Stuart Woods


Palindrome

© 1991

This book is for Dick and Maud Hedger


Prologue

Miller was wakened from his doze by a puff of hot air, redolent of freshly cut grass and newly disturbed dogshit. Someone had let in the July night. He tried to lift his head from the examination table, but his stethoscope caught and snapped his head back onto the cushion. He freed himself, swearing under his breath; some unthinking person had disturbed his quiet evening in the Trauma Center Of Piedmont Hospital.

Miller froze when he saw who had opened the door. A young woman-he thought she was young, anywaystood in the hallway, dressed only in khaki shorts and a badly torn T-shirt. Her left hand was partly raised, and she held her elbow tightly against her ribs, making her left breast seem larger than the right, which was exposed. Thick brunette hair spilled down to her shoulders. Her face was nearly unrecognizable as human.

Both eyes were swollen nearly shut, her nose was flattened, and her cheeks were the color of rotting meat. She shuffled forward a step, then stopped. She did not turn her head or speak. Miller got off the table and moved quickly toward her, snagging a gurney as he approached her.

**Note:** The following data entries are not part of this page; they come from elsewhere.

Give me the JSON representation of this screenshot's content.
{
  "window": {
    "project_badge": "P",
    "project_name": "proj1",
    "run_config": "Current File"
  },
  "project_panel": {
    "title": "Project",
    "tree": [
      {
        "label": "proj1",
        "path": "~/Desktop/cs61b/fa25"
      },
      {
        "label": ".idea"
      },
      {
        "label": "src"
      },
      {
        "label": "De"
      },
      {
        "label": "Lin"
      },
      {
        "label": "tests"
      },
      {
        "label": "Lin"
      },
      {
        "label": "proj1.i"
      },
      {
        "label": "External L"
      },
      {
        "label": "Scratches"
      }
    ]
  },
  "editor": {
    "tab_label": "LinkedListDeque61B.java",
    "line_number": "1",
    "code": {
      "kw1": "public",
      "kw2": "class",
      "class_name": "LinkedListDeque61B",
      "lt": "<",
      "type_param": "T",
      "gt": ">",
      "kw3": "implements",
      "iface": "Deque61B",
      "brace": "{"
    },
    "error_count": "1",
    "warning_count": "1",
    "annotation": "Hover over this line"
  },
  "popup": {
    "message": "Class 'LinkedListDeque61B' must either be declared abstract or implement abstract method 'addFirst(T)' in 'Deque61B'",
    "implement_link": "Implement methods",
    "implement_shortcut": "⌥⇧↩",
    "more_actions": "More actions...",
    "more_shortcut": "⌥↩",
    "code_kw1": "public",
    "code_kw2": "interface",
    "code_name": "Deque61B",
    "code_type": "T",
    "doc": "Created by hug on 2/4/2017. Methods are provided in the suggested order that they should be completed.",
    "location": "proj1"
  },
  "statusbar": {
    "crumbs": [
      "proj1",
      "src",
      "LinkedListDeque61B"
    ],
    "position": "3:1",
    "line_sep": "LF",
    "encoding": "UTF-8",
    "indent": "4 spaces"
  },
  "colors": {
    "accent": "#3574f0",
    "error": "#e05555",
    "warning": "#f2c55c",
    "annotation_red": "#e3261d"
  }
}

"It's all right," he said, taking her right elbow and steering her onto the stretcher. He turned toward the admitting desk and said emphatically, but not loudly, "Nurse!" A young woman holding a cup of coffee looked up from the desk, then quickly moved toward the gurney.

"In number two," Miller said, pushing the stretcher toward an examination room. Once there, he took a pulse while the nurse worked on a blood pressure. "Pulse is thready, hundred and ten," he said.

"Blood pressure is one twenty over seventy," the nurse recited.